I have a bash theme that displays various parts of the prompt in a lazy way. So it displays a set of information in the beginning and then lazy load information that takes time to load and rewrite the prompt from a background process.
Now since the rendering of the lazy loading is async if you move away from the current working directory to another one while the async part was not rendered we will get misplaced information in the wrong place. Example:
The async rendering function is called by:
# Check the async side of the prompt if available
set +m
_render_async &
Now to prevent this from happening, I added a check to see before rendering the prompt if i have any background process that is waiting to render that async side that is not in the current directory and kill it.
# Check and kill any irreelvant background jobs
# Outdated background jobs are any gaudi::async_render executed on folders
# other than the current working directory $PWD
export PROMPT_COMMAND="gaudi::kill_outdated_asyncRender; $PROMPT_COMMAND"
# Kill all background gaudi::render_async that are running in the wrong context
# Wrong context is any directory (CWD) that is not the current directory
# USAGE:
# gaudi::kill_outdated_asyncRender
gaudi::kill_outdated_asyncRender() {
joblist="$(jobs | grep '_render_async.*wd:' | cut -d "[" -f2 | cut -d "]" -f1 | tr '\n' ' ')"
IFS=' '
for job in $joblist; do kill "%$job"; done
}
This works perfectly now and i cannot see the wrong rendering, but what I have noticed is that now bash completion on functions is messed up and items do not show as they are intended as follows:
As you can see her the completion elements are not in the same line and its just broken. Removing the kill_outdated_asyncRender
fixes this behaviour but I am still not sure to why this happens.
gaudi::kill_outdated_asyncRender
sets IFS
, but does not reset it.
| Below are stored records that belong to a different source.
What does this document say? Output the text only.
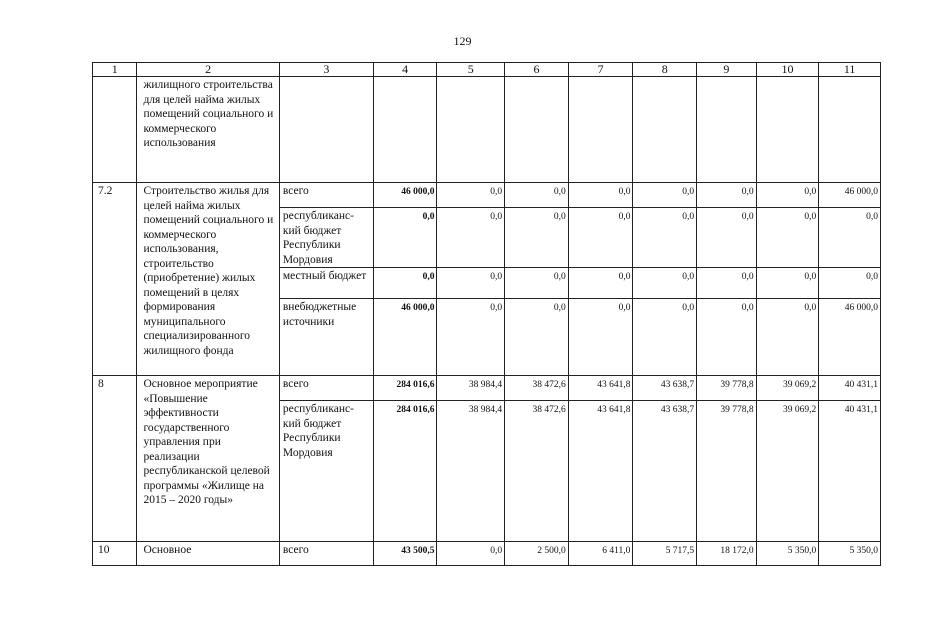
129
1	2	3	4	5	6	7	8	9	10	11
	жилищного строительства для целей найма жилых помещений социального и коммерческого использования									
7.2	Строительство жилья для целей найма жилых помещений социального и коммерческого использования, строительство (приобретение) жилых помещений в целях формирования муниципального специализированного жилищного фонда	всего	46 000,0	0,0	0,0	0,0	0,0	0,0	0,0	46 000,0
		республиканс-кий бюджет Республики Мордовия	0,0	0,0	0,0	0,0	0,0	0,0	0,0	0,0
		местный бюджет	0,0	0,0	0,0	0,0	0,0	0,0	0,0	0,0
		внебюджетные источники	46 000,0	0,0	0,0	0,0	0,0	0,0	0,0	46 000,0
8	Основное мероприятие «Повышение эффективности государственного управления при реализации республиканской целевой программы «Жилище на 2015 – 2020 годы»	всего	284 016,6	38 984,4	38 472,6	43 641,8	43 638,7	39 778,8	39 069,2	40 431,1
		республиканс-кий бюджет Республики Мордовия	284 016,6	38 984,4	38 472,6	43 641,8	43 638,7	39 778,8	39 069,2	40 431,1
10	Основное	всего	43 500,5	0,0	2 500,0	6 411,0	5 717,5	18 172,0	5 350,0	5 350,0
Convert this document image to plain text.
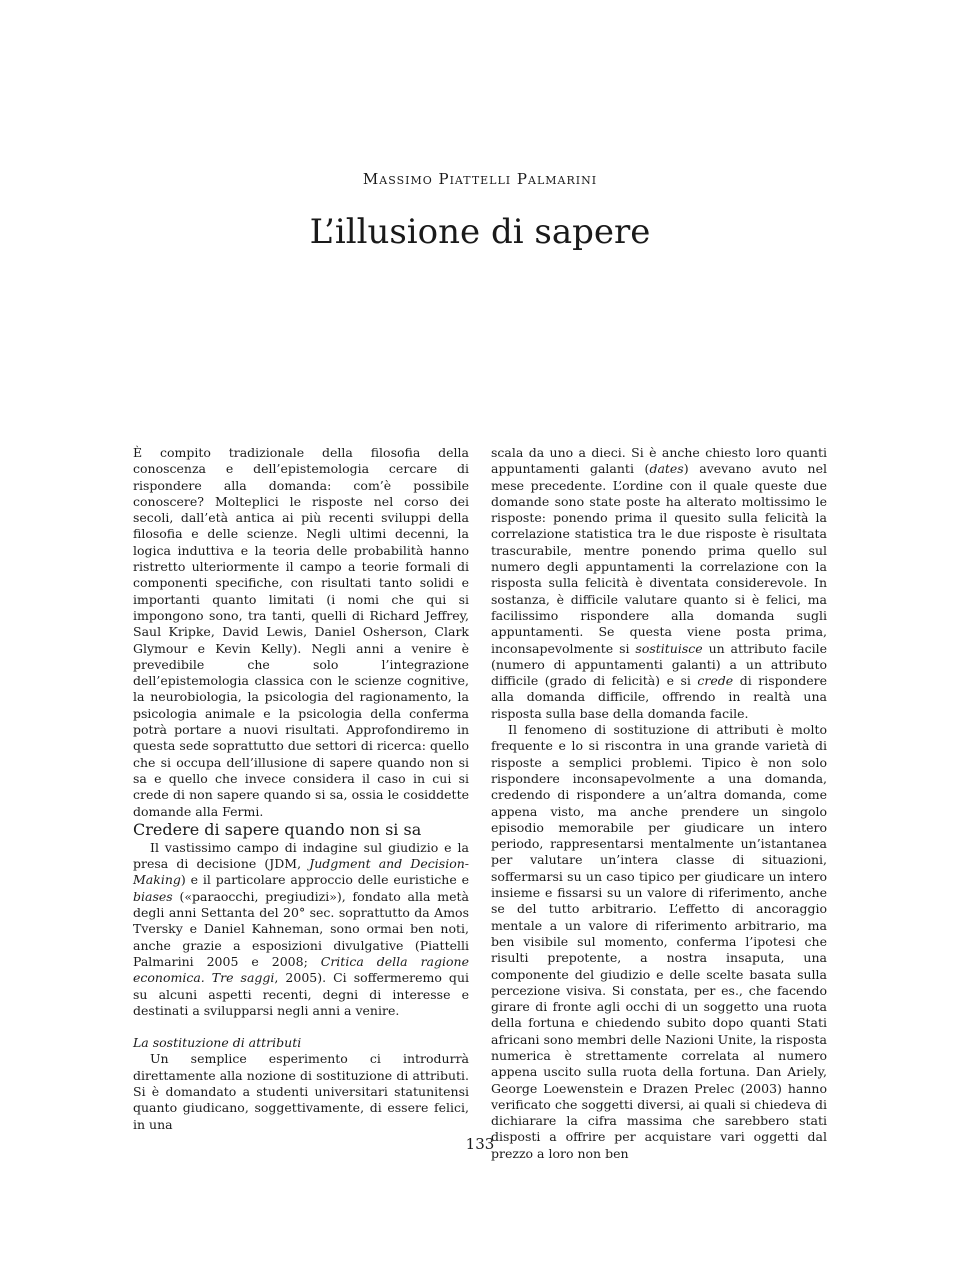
Massimo Piattelli Palmarini
L’illusione di sapere

È compito tradizionale della filosofia della conoscenza e dell’epistemologia cercare di rispondere alla domanda: com’è possibile conoscere? Molteplici le risposte nel corso dei secoli, dall’età antica ai più recenti sviluppi della filosofia e delle scienze. Negli ultimi decenni, la logica induttiva e la teoria delle probabilità hanno ristretto ulteriormente il campo a teorie formali di componenti specifiche, con risultati tanto solidi e importanti quanto limitati (i nomi che qui si impongono sono, tra tanti, quelli di Richard Jeffrey, Saul Kripke, David Lewis, Daniel Osherson, Clark Glymour e Kevin Kelly). Negli anni a venire è prevedibile che solo l’integrazione dell’epistemologia classica con le scienze cognitive, la neurobiologia, la psicologia del ragionamento, la psicologia animale e la psicologia della conferma potrà portare a nuovi risultati. Approfondiremo in questa sede soprattutto due settori di ricerca: quello che si occupa dell’illusione di sapere quando non si sa e quello che invece considera il caso in cui si crede di non sapere quando si sa, ossia le cosiddette domande alla Fermi.

Credere di sapere quando non si sa

Il vastissimo campo di indagine sul giudizio e la presa di decisione (JDM, Judgment and Decision-Making) e il particolare approccio delle euristiche e biases («paraocchi, pregiudizi»), fondato alla metà degli anni Settanta del 20° sec. soprattutto da Amos Tversky e Daniel Kahneman, sono ormai ben noti, anche grazie a esposizioni divulgative (Piattelli Palmarini 2005 e 2008; Critica della ragione economica. Tre saggi, 2005). Ci soffermeremo qui su alcuni aspetti recenti, degni di interesse e destinati a svilupparsi negli anni a venire.

La sostituzione di attributi

Un semplice esperimento ci introdurrà direttamente alla nozione di sostituzione di attributi. Si è domandato a studenti universitari statunitensi quanto giudicano, soggettivamente, di essere felici, in una

scala da uno a dieci. Si è anche chiesto loro quanti appuntamenti galanti (dates) avevano avuto nel mese precedente. L’ordine con il quale queste due domande sono state poste ha alterato moltissimo le risposte: ponendo prima il quesito sulla felicità la correlazione statistica tra le due risposte è risultata trascurabile, mentre ponendo prima quello sul numero degli appuntamenti la correlazione con la risposta sulla felicità è diventata considerevole. In sostanza, è difficile valutare quanto si è felici, ma facilissimo rispondere alla domanda sugli appuntamenti. Se questa viene posta prima, inconsapevolmente si sostituisce un attributo facile (numero di appuntamenti galanti) a un attributo difficile (grado di felicità) e si crede di rispondere alla domanda difficile, offrendo in realtà una risposta sulla base della domanda facile.

Il fenomeno di sostituzione di attributi è molto frequente e lo si riscontra in una grande varietà di risposte a semplici problemi. Tipico è non solo rispondere inconsapevolmente a una domanda, credendo di rispondere a un’altra domanda, come appena visto, ma anche prendere un singolo episodio memorabile per giudicare un intero periodo, rappresentarsi mentalmente un’istantanea per valutare un’intera classe di situazioni, soffermarsi su un caso tipico per giudicare un intero insieme e fissarsi su un valore di riferimento, anche se del tutto arbitrario. L’effetto di ancoraggio mentale a un valore di riferimento arbitrario, ma ben visibile sul momento, conferma l’ipotesi che risulti prepotente, a nostra insaputa, una componente del giudizio e delle scelte basata sulla percezione visiva. Si constata, per es., che facendo girare di fronte agli occhi di un soggetto una ruota della fortuna e chiedendo subito dopo quanti Stati africani sono membri delle Nazioni Unite, la risposta numerica è strettamente correlata al numero appena uscito sulla ruota della fortuna. Dan Ariely, George Loewenstein e Drazen Prelec (2003) hanno verificato che soggetti diversi, ai quali si chiedeva di dichiarare la cifra massima che sarebbero stati disposti a offrire per acquistare vari oggetti dal prezzo a loro non ben

133
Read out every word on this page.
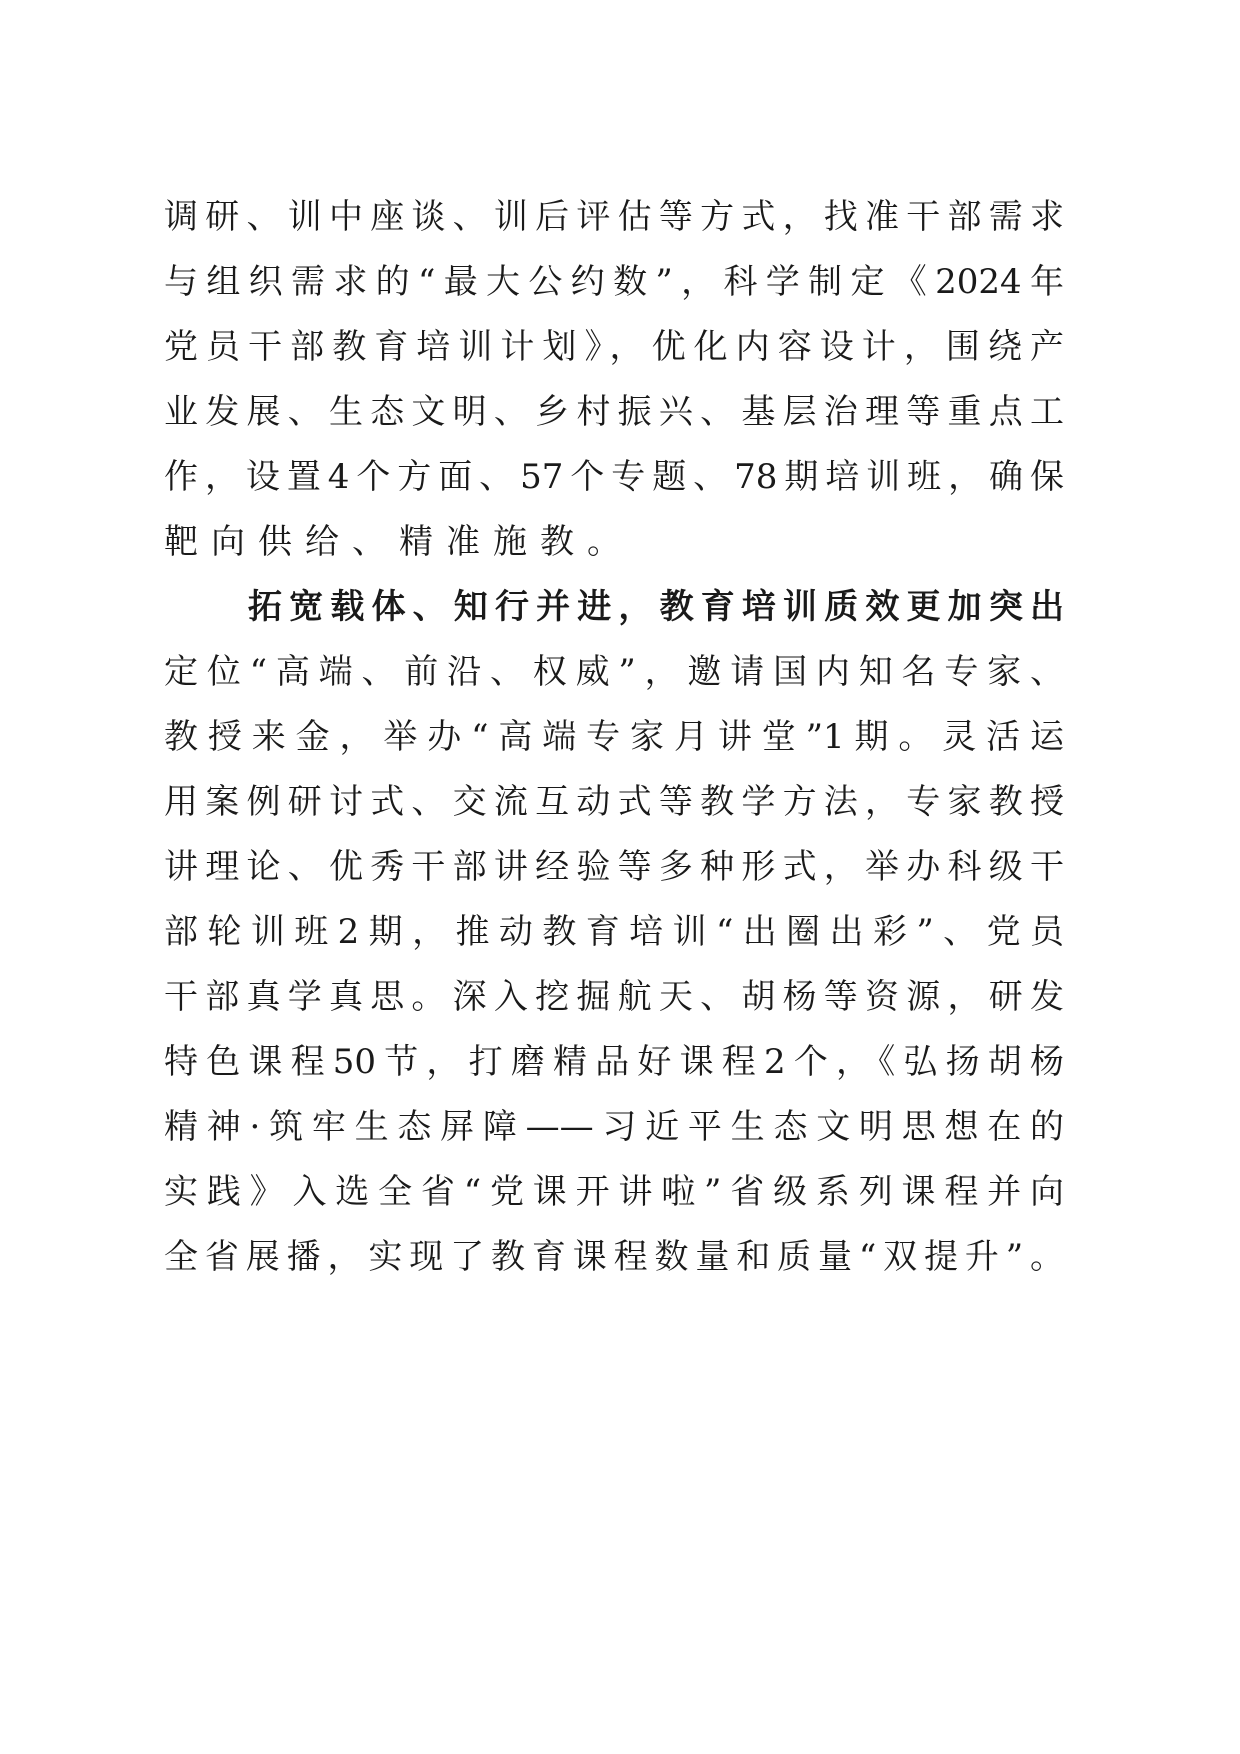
调研、训中座谈、训后评估等方式，找准干部需求
与组织需求的“最大公约数”，科学制定《2024年
党员干部教育培训计划》，优化内容设计，围绕产
业发展、生态文明、乡村振兴、基层治理等重点工
作，设置4个方面、57个专题、78期培训班，确保
靶向供给、精准施教。
拓宽载体、知行并进，教育培训质效更加突出
定位“高端、前沿、权威”，邀请国内知名专家、
教授来金，举办“高端专家月讲堂”1期。灵活运
用案例研讨式、交流互动式等教学方法，专家教授
讲理论、优秀干部讲经验等多种形式，举办科级干
部轮训班2期，推动教育培训“出圈出彩”、党员
干部真学真思。深入挖掘航天、胡杨等资源，研发
特色课程50节，打磨精品好课程2个，《弘扬胡杨
精神·筑牢生态屏障——习近平生态文明思想在的
实践》入选全省“党课开讲啦”省级系列课程并向
全省展播，实现了教育课程数量和质量“双提升”。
That has global implications, as it's used throughout bash to control word-splitting behavior:
The IFS variable is used in shells (Bourne, POSIX, ksh, bash) as the input field separator (or internal field separator). Essentially, it is a string of special characters which are to be treated as delimiters between words/fields when splitting a line of input.
Modifying IFS
is a common pattern, but you'll want to reset it:
gaudi::kill_outdated_asyncRender() {
joblist="$(jobs | grep '_render_async.*wd:' | cut -d "[" -f2 | cut -d "]" -f1 | tr '\n' ' ')"
local oIFS=$IFS
IFS=' '
for job in $joblist; do kill "%$job"; done
IFS=$oIFS
}
As a general guideline, keep your $PROMPT_COMMAND
dead simple. Obviously there's the latency concern, but also it's pretty hard to debug in itself. Along these lines I'd make a couple of targeted recommendations to reduce the chance of side-effects:
When you spawn off the background process, record its PID into a file. Then, use the contents of this file in your kill function instead of the jobs | grep
pipeline.
Rather than calculating these values upon directory change, pre-compute them (in the background) during login and periodically (via cron). You also have a "refresh" command that updates the values synchronously so you can always get the latest value if you question what you're seeing.